Siedler feiern ihren 75. Geburtstag und sprechen sich gegen die Reichsstraßen-Verlegung aus
Wilhelmsburg. Es sollte eigentlich nur ein entspannter, geselliger Nachmittag bei Kaffee und Kuchen werden: 75 Jahre Verein Kirchdorfer Eigenheimer - eine Feier mit 200 Menschen meist gesetzteren Alters. Aber es wurde - auch - ein geballter Widerstand gegen die "Autobahnpläne" des Senats auf der Elbinsel Wilhelmsburg.
Am Freitag hatten sich die Kirchdorfer an langen Tischen, auf denen Kaffeekannen und Mineralwasserflaschen standen, im Bürgerhaus versammelt. Im Saal war auch ein wenig Prominenz versammelt: Die Senatorin für Wissenschaft und Forschung, Dr. Herlind Gundelach (CDU) - sie lebt in Wilhelmsburg -, Mitte-Bezirksamtsleiter Markus Schreiber (SPD) und der Regionalbeauftragte für Wilhelmsburg/Veddel, Thorsten Schulz. Sogar die Internationale Bauausstellung (IBA) hatte ihre Pressesprecherin gesandt.
Die Reden waren noch nicht losgegangen, da stellte der Vorsitzende des Vereins Kirchdorfer Eigenheimer, Helmut Biljes, 66, den Männern und Frauen zwei Fragen - ein Dokumentarfilmer hielt die Szenen fest: "Wer ist für die IBA und die Internationale Gartenschau?" Es meldeten sich rund 50 Eigenheimer. "Wer ist dagegen?" Etwa 20 Eigenheimer hoben ihre Arme.
"Und wer ist für die Verlegung der Wilhelmsburger Reichsstraße in Richtung Osten auf den Bahndamm?", fragte der Vorsitzende dann. Ein Raunen ging durch den Saal. Etwa zehn Eigenheimer hoben ihre Arme. "Und wer ist dagegen?" Rund 100 Arme streckten sich in die Höhe. "Ich stelle fest, dass mindestens 80 Prozent der Eigenheimer gegen die Verlegung der Reichsstraße sind", bilanzierte Helmut Biljes.
Schon heute führt die Bahntrasse an den Häusern der Eigenheimer vorbei. Viele befürchten, dass eine Reichsstraße auf dem Bahndamm für noch mehr Lärm sorgen würde. Eigenheimer haben eine "Klagegemeinschaft" gegen die Straßenverlegung gegründet.
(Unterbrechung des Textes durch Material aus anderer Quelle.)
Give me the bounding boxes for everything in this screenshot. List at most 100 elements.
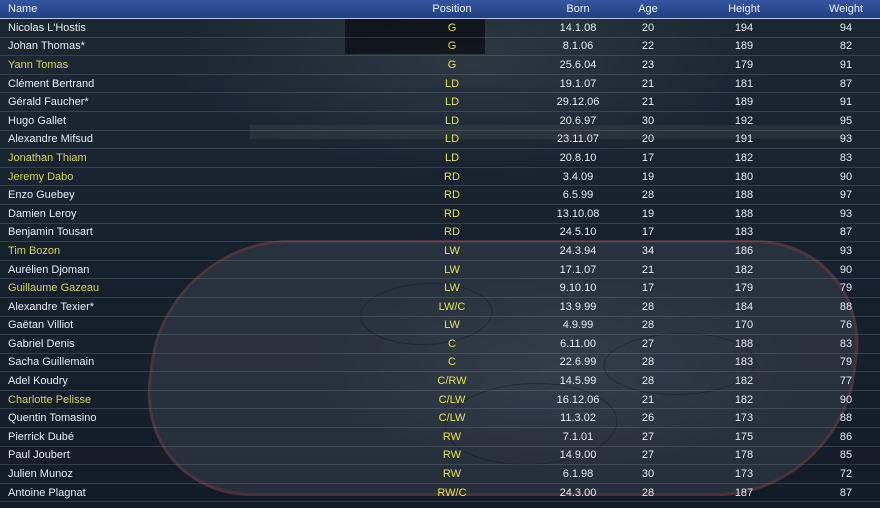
- player-name[interactable]: Hugo Gallet: [8, 114, 67, 127]
- table-row[interactable]: Nicolas L'Hostis G 14.1.08 20 194 94: [0, 19, 880, 38]
- table-row[interactable]: Aurélien Djoman LW 17.1.07 21 182 90: [0, 260, 880, 280]
- table-row[interactable]: Antoine Plagnat RW/C 24.3.00 28 187 87: [0, 483, 880, 503]
- player-name[interactable]: Jonathan Thiam: [8, 151, 87, 164]
- player-born: 8.1.06: [562, 40, 594, 53]
- table-row[interactable]: Alexandre Mifsud LD 23.11.07 20 191 93: [0, 130, 880, 150]
- player-height: 194: [734, 21, 754, 34]
- player-name[interactable]: Enzo Guebey: [8, 189, 75, 202]
- player-weight: 79: [839, 356, 853, 369]
- player-age: 22: [641, 40, 655, 53]
- table-row[interactable]: Paul Joubert RW 14.9.00 27 178 85: [0, 446, 880, 466]
- player-name[interactable]: Damien Leroy: [8, 207, 77, 220]
- player-age: 17: [641, 282, 655, 295]
- player-born: 6.5.99: [562, 189, 594, 202]
- player-weight: 72: [839, 468, 853, 481]
- player-age: 27: [641, 449, 655, 462]
- player-name[interactable]: Alexandre Mifsud: [8, 133, 93, 146]
- player-name[interactable]: Pierrick Dubé: [8, 430, 75, 443]
- scoreboard-graphic: [345, 14, 485, 54]
- player-weight: 91: [839, 58, 853, 71]
- table-row[interactable]: Tim Bozon LW 24.3.94 34 186 93: [0, 242, 880, 261]
- player-position: LW: [444, 244, 460, 257]
- arena-banner-graphic: [250, 125, 850, 139]
- player-name[interactable]: Quentin Tomasino: [8, 412, 97, 425]
- player-name[interactable]: Charlotte Pelisse: [8, 393, 92, 406]
- player-born: 14.5.99: [559, 375, 597, 388]
- player-name[interactable]: Aurélien Djoman: [8, 263, 90, 276]
- player-born: 29.12.06: [556, 96, 600, 109]
- player-name[interactable]: Johan Thomas*: [8, 40, 85, 53]
- player-position: G: [447, 21, 457, 34]
- player-name[interactable]: Guillaume Gazeau: [8, 282, 100, 295]
- table-row[interactable]: Yann Tomas G 25.6.04 23 179 91: [0, 56, 880, 75]
- column-header-age[interactable]: Age: [638, 3, 658, 15]
- player-name[interactable]: Sacha Guillemain: [8, 356, 95, 369]
- player-age: 28: [641, 356, 655, 369]
- player-position: C/RW: [437, 375, 467, 388]
- table-row[interactable]: Quentin Tomasino C/LW 11.3.02 26 173 88: [0, 409, 880, 429]
- table-row[interactable]: Enzo Guebey RD 6.5.99 28 188 97: [0, 186, 880, 205]
- player-height: 188: [734, 337, 754, 350]
- table-row[interactable]: Jonathan Thiam LD 20.8.10 17 182 83: [0, 149, 880, 168]
- table-row[interactable]: Gabriel Denis C 6.11.00 27 188 83: [0, 335, 880, 354]
- player-name[interactable]: Nicolas L'Hostis: [8, 21, 86, 34]
- player-name[interactable]: Antoine Plagnat: [8, 486, 86, 499]
- table-row[interactable]: Adel Koudry C/RW 14.5.99 28 182 77: [0, 372, 880, 391]
- column-header-weight[interactable]: Weight: [828, 3, 864, 15]
- player-height: 187: [734, 486, 754, 499]
- player-weight: 83: [839, 151, 853, 164]
- table-row[interactable]: Sacha Guillemain C 22.6.99 28 183 79: [0, 353, 880, 373]
- player-age: 21: [641, 263, 655, 276]
- player-born: 23.11.07: [556, 133, 599, 146]
- player-height: 188: [734, 207, 754, 220]
- table-row[interactable]: Alexandre Texier* LW/C 13.9.99 28 184 88: [0, 297, 880, 317]
- player-height: 178: [734, 449, 754, 462]
- player-name[interactable]: Adel Koudry: [8, 375, 68, 388]
- table-body: Nicolas L'Hostis G 14.1.08 20 194 94 Johan Tho…: [0, 19, 880, 503]
- table-row[interactable]: Johan Thomas* G 8.1.06 22 189 82: [0, 37, 880, 57]
- player-age: 20: [641, 21, 655, 34]
- player-name[interactable]: Jeremy Dabo: [8, 170, 74, 183]
- player-height: 191: [734, 133, 754, 146]
- player-born: 24.3.94: [559, 244, 597, 257]
- player-position: LD: [444, 151, 460, 164]
- player-position: LW: [444, 282, 460, 295]
- table-row[interactable]: Benjamin Tousart RD 24.5.10 17 183 87: [0, 223, 880, 243]
- player-born: 20.6.97: [559, 114, 597, 127]
- player-height: 188: [734, 189, 754, 202]
- column-header-height[interactable]: Height: [728, 3, 760, 15]
- table-header: Name Position Born Age Height Weight: [0, 0, 880, 19]
- player-name[interactable]: Tim Bozon: [8, 244, 61, 257]
- player-position: C: [448, 356, 456, 369]
- table-row[interactable]: Gaëtan Villiot LW 4.9.99 28 170 76: [0, 316, 880, 336]
- player-name[interactable]: Yann Tomas: [8, 58, 69, 71]
- player-name[interactable]: Benjamin Tousart: [8, 226, 93, 239]
- table-row[interactable]: Clément Bertrand LD 19.1.07 21 181 87: [0, 74, 880, 94]
- player-name[interactable]: Gérald Faucher*: [8, 96, 89, 109]
- table-row[interactable]: Jeremy Dabo RD 3.4.09 19 180 90: [0, 167, 880, 187]
- column-header-position[interactable]: Position: [432, 3, 472, 15]
- player-age: 21: [641, 393, 655, 406]
- player-born: 11.3.02: [560, 412, 596, 425]
- player-name[interactable]: Gabriel Denis: [8, 337, 75, 350]
- player-name[interactable]: Alexandre Texier*: [8, 300, 95, 313]
- table-row[interactable]: Gérald Faucher* LD 29.12.06 21 189 91: [0, 93, 880, 112]
- player-weight: 90: [839, 263, 853, 276]
- column-header-born[interactable]: Born: [566, 3, 590, 15]
- player-position: LW: [444, 319, 460, 332]
- table-row[interactable]: Guillaume Gazeau LW 9.10.10 17 179 79: [0, 279, 880, 298]
- table-row[interactable]: Damien Leroy RD 13.10.08 19 188 93: [0, 204, 880, 224]
- table-row[interactable]: Hugo Gallet LD 20.6.97 30 192 95: [0, 111, 880, 131]
- table-row[interactable]: Julien Munoz RW 6.1.98 30 173 72: [0, 465, 880, 484]
- player-name[interactable]: Julien Munoz: [8, 468, 73, 481]
- player-name[interactable]: Paul Joubert: [8, 449, 70, 462]
- player-height: 181: [734, 77, 754, 90]
- table-row[interactable]: Charlotte Pelisse C/LW 16.12.06 21 182 90: [0, 390, 880, 410]
- player-name[interactable]: Clément Bertrand: [8, 77, 95, 90]
- table-row[interactable]: Pierrick Dubé RW 7.1.01 27 175 86: [0, 428, 880, 447]
- player-name[interactable]: Gaëtan Villiot: [8, 319, 74, 332]
- column-header-name[interactable]: Name: [8, 3, 38, 15]
- player-weight: 88: [839, 300, 853, 313]
- player-born: 24.3.00: [559, 486, 597, 499]
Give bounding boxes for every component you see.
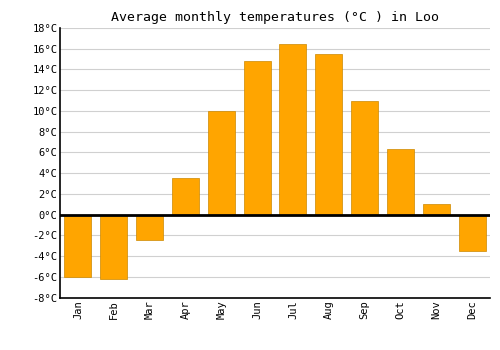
Bar	[316, 54, 342, 215]
Bar	[64, 215, 92, 277]
Bar	[244, 61, 270, 215]
Bar	[387, 149, 414, 215]
Bar	[136, 215, 163, 240]
Title: Average monthly temperatures (°C ) in Loo: Average monthly temperatures (°C ) in Lo…	[111, 11, 439, 24]
Bar	[351, 100, 378, 215]
Bar	[172, 178, 199, 215]
Bar	[208, 111, 234, 215]
Bar	[458, 215, 485, 251]
Bar	[100, 215, 127, 279]
Bar	[423, 204, 450, 215]
Bar	[280, 43, 306, 215]
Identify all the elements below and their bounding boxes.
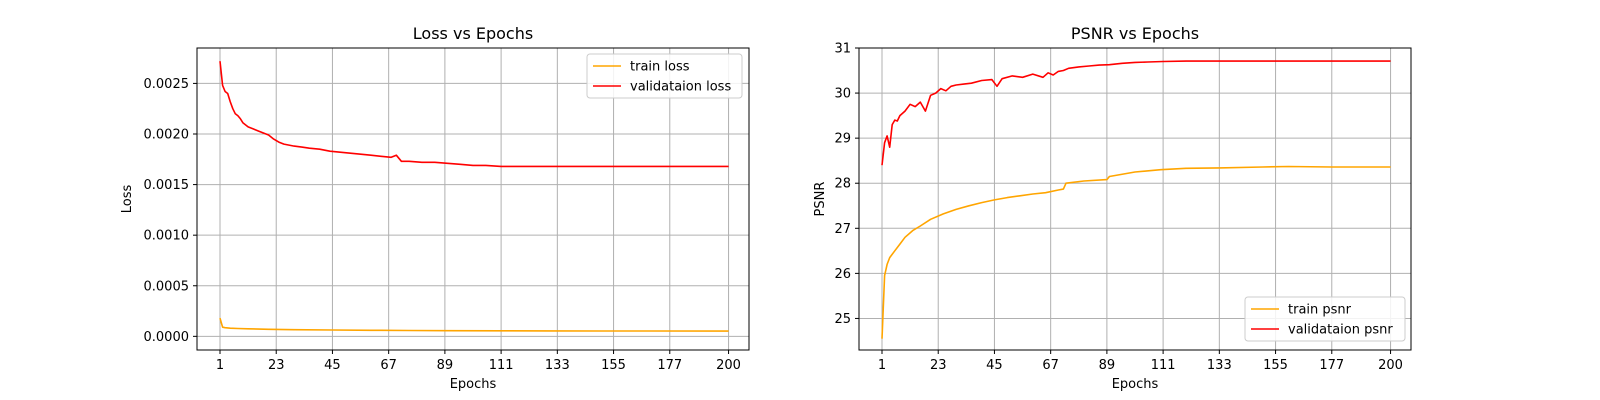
x-tick-label: 133 — [545, 358, 570, 373]
y-tick-label: 0.0005 — [144, 279, 190, 294]
x-tick-label: 23 — [268, 358, 285, 373]
legend-label-validation: validataion loss — [630, 80, 731, 95]
x-tick-label: 177 — [657, 358, 682, 373]
y-tick-label: 27 — [834, 222, 851, 237]
x-tick-label: 67 — [380, 358, 397, 373]
y-axis-label: Loss — [120, 185, 135, 214]
x-tick-label: 111 — [1151, 358, 1176, 373]
x-tick-label: 89 — [437, 358, 454, 373]
series-line-validation — [219, 61, 729, 168]
x-tick-label: 200 — [716, 358, 741, 373]
x-tick-label: 89 — [1099, 358, 1116, 373]
x-tick-label: 177 — [1319, 358, 1344, 373]
y-tick-label: 0.0015 — [144, 178, 190, 193]
y-tick-label: 28 — [834, 177, 851, 192]
y-tick-label: 29 — [834, 132, 851, 147]
series-line-train — [219, 317, 729, 332]
x-axis-label: Epochs — [1112, 377, 1159, 392]
x-tick-label: 200 — [1378, 358, 1403, 373]
series-line-validation — [881, 60, 1391, 166]
x-tick-label: 23 — [930, 358, 947, 373]
legend-box — [1244, 296, 1406, 342]
grid — [197, 48, 749, 350]
plot-frame — [858, 47, 1412, 351]
legend-label-train: train psnr — [1288, 303, 1352, 318]
x-tick-label: 45 — [986, 358, 1003, 373]
y-tick-label: 0.0025 — [144, 77, 190, 92]
y-tick-label: 0.0010 — [144, 229, 190, 244]
x-tick-label: 111 — [489, 358, 514, 373]
y-axis-label: PSNR — [813, 182, 828, 217]
y-tick-label: 26 — [834, 267, 851, 282]
x-tick-label: 133 — [1207, 358, 1232, 373]
legend: train psnr validataion psnr — [1244, 296, 1406, 342]
loss-chart: 1 23 45 67 89 111 133 155 177 200 0.0000 0.0005 0.00… — [120, 24, 750, 392]
x-tick-label: 45 — [324, 358, 341, 373]
psnr-chart: 1 23 45 67 89 111 133 155 177 200 25 26 27 28 29 30 31 PS… — [813, 24, 1412, 392]
legend: train loss validataion loss — [586, 53, 743, 99]
x-tick-label: 155 — [601, 358, 626, 373]
y-tick-label: 25 — [834, 312, 851, 327]
legend-label-train: train loss — [630, 60, 690, 75]
plot-frame — [196, 47, 750, 351]
y-tick-label: 0.0020 — [144, 127, 190, 142]
x-tick-label: 67 — [1042, 358, 1059, 373]
x-tick-label: 1 — [216, 358, 224, 373]
y-tick-label: 30 — [834, 87, 851, 102]
chart-title: PSNR vs Epochs — [1071, 24, 1199, 43]
y-tick-label: 31 — [834, 42, 851, 57]
series-line-train — [881, 165, 1391, 339]
x-tick-label: 1 — [878, 358, 886, 373]
legend-label-validation: validataion psnr — [1288, 323, 1393, 338]
x-axis-label: Epochs — [450, 377, 497, 392]
x-tick-label: 155 — [1263, 358, 1288, 373]
chart-title: Loss vs Epochs — [413, 24, 533, 43]
legend-box — [586, 53, 743, 99]
y-tick-label: 0.0000 — [144, 330, 190, 345]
Helmut Biljes sprach denn auch die "Autobahnpläne des Hamburger Senats" an: "Die Stadt plant eine Autobahnverbindung von der A 1 zur A 7 mitten durch Wilhelmsburg. Dies widerspricht eindeutig einer modernen Stadtplanung, die Trassen für Straßen und Bahn außerhalb von Wohngebieten führt. Die Bürgerbeteiligung in der Planungsphase zur Reichsstraße war eine Farce. Die Fragen der Bürger in Bezug auf Emissionsschutz und Lärmdämmung wurden nur unzureichend behandelt."
Senatorin Gundelach bemühte sich, die Verlegung der Reichsstraße zu verteidigen: "Die Alternative wäre, die B 4/75 mit Standstreifen auszubauen. Die Verlegung bietet eine Chance für optimalen Lärmschutz zu beiden Seiten." Mitte-Chef Schreiber ging nicht auf die Straßenpläne ein und analysierte, in der Siedlung sei "die Welt noch in Ordnung". Der Regionalbeauftragte Schulz appellierte an die Siedler, sich über das Lärmschutzkonzept zu informieren.
Helmut Biljes sagte, der Verein sei schon dreimal erfolgreich "wehrhaft" gewesen: Er habe für Lärmschutz an der Bahntrasse nach Osten gesorgt, verhindert, dass eine Müllverbrennungsanlage in Wilhelmsburg gebaut und die Siedlung verdichtet wird.